Мальчишка прижимается то одной, то другой щекой к тёплому горшку:

— Уфф-а-аа! — и глаза смеются.

…Утром будет топлёное молоко. А теперь — спать в натопленном доме.

Вот и растаял в ночи долгий августовский вечер.

Вечер истосковался по теплу, подошёл к дому по травам луговым, скинул с себя в сенях туман ранний, вошёл в комнату и растаял в бабушкином переднике…

 

Стирка

Читать — любимое дело. Печь топить — любимое дело. В лесу шататься — любимое дело. А река, а колодец, а лодочка «Стриж»!

Одни любимые дела на хуторе.

Потому и весело Антон Антонычу. Чуть не забыл ещё одно любимое занятие. Стирка белья!

Играть в воде радость. Играть с водой, как бабушка, — настоящее счастье. И Антон Антоныч всегда счастлив, ведь бабушка стирает, играет с водой каждый день.

Десять ползунков Антон Антоныча.

Десять мальчишкиных трусов.

Десять футболок и двадцать носков.

Десять слюнявчиков…

Вот такие получаются стихи. Их помнит только бабушка: про рубашки, кепки-жокейки, носовые платки, простыни, наволочки…

Не сразу Антон Антоныч стирать приспособился. Учился несколько дней: внимание бабушкино проверял, бдительность.

Сначала мальчишке понравилось класть мокрое бельё себе на голову. Положит и ходит. Главное — не падать, когда бельё на глаза свешивается.

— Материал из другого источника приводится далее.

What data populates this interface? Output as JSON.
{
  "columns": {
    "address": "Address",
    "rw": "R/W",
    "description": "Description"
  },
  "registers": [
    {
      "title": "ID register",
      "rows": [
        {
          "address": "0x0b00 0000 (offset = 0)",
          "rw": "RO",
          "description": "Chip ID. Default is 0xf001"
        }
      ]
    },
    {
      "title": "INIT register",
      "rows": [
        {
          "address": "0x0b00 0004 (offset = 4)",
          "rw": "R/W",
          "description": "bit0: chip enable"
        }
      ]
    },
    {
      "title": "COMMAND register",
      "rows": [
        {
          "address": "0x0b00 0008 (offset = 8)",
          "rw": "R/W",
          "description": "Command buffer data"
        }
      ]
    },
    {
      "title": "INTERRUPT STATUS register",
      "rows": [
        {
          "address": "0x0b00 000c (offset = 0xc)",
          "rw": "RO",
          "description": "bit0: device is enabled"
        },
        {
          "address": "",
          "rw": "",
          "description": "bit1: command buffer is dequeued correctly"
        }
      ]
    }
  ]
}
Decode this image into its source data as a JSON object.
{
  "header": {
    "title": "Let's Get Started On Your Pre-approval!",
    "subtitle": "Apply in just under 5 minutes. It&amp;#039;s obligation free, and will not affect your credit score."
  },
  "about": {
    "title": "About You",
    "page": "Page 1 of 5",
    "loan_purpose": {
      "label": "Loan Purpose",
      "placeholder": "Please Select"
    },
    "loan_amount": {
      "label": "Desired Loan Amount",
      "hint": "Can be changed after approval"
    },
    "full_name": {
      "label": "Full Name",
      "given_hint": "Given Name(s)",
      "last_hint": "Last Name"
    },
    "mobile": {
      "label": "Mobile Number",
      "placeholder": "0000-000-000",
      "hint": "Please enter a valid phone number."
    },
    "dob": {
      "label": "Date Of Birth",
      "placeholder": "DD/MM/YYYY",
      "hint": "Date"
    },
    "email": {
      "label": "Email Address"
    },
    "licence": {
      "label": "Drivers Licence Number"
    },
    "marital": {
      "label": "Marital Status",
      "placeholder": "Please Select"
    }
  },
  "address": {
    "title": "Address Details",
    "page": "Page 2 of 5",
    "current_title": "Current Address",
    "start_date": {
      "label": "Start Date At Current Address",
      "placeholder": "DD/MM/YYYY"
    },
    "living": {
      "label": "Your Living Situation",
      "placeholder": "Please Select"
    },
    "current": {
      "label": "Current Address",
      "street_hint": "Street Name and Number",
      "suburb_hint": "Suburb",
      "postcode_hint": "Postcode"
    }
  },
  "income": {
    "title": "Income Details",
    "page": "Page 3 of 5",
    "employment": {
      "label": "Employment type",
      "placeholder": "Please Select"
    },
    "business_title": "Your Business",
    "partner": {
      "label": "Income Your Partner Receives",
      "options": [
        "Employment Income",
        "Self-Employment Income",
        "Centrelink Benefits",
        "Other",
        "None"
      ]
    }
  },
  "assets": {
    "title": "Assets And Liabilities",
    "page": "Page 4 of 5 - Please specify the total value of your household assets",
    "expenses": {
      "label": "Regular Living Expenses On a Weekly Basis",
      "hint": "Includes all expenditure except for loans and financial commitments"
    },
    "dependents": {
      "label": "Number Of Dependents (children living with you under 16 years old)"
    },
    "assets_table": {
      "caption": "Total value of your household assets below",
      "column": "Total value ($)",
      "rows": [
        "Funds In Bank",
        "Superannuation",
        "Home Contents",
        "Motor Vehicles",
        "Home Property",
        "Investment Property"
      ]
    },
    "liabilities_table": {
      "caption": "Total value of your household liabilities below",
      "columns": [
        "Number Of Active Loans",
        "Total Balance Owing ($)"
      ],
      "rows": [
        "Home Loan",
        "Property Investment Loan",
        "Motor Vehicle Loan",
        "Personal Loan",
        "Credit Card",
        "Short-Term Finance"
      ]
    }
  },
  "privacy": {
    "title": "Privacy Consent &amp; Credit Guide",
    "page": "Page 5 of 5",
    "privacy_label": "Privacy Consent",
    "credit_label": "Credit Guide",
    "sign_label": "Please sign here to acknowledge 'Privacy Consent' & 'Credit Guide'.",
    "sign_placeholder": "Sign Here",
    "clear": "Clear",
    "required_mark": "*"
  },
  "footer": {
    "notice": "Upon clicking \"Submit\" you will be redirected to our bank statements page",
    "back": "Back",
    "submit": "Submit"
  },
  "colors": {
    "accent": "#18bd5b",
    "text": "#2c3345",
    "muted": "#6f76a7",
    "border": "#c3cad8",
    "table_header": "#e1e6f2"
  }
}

Потом другим увлёкся. Схватит мокрую вещицу, поднимет над тазом, разожмёт пальцы — плюх, вещичка в таз падает. И брызги вокруг!

— Ака! — кричит Антон Антоныч, и всё сначала. Он же, напомню, неутомимый.

За три месяца и тринадцатиь дней не пропустил почти ни одной стирки. Только те, которые днём проспал.

А вы слыхали о больших стирках на воле? Это когда бельё кипятят на улице, на плите из белого кирпича.

Сами догадвываетесь: плита во дворе — это же почти костёр!

— Уфф-а-аа!

В кастрюле с ручками кипит, пузырится бельё. Его можно помешивать можжевеловой палкой. Ткнёшь палкой в кастрюлю — вода бежит через край на плиту, шипит. От плиты, из кастрюли поднимается пар, из топки вьётся дымок. Жизнь!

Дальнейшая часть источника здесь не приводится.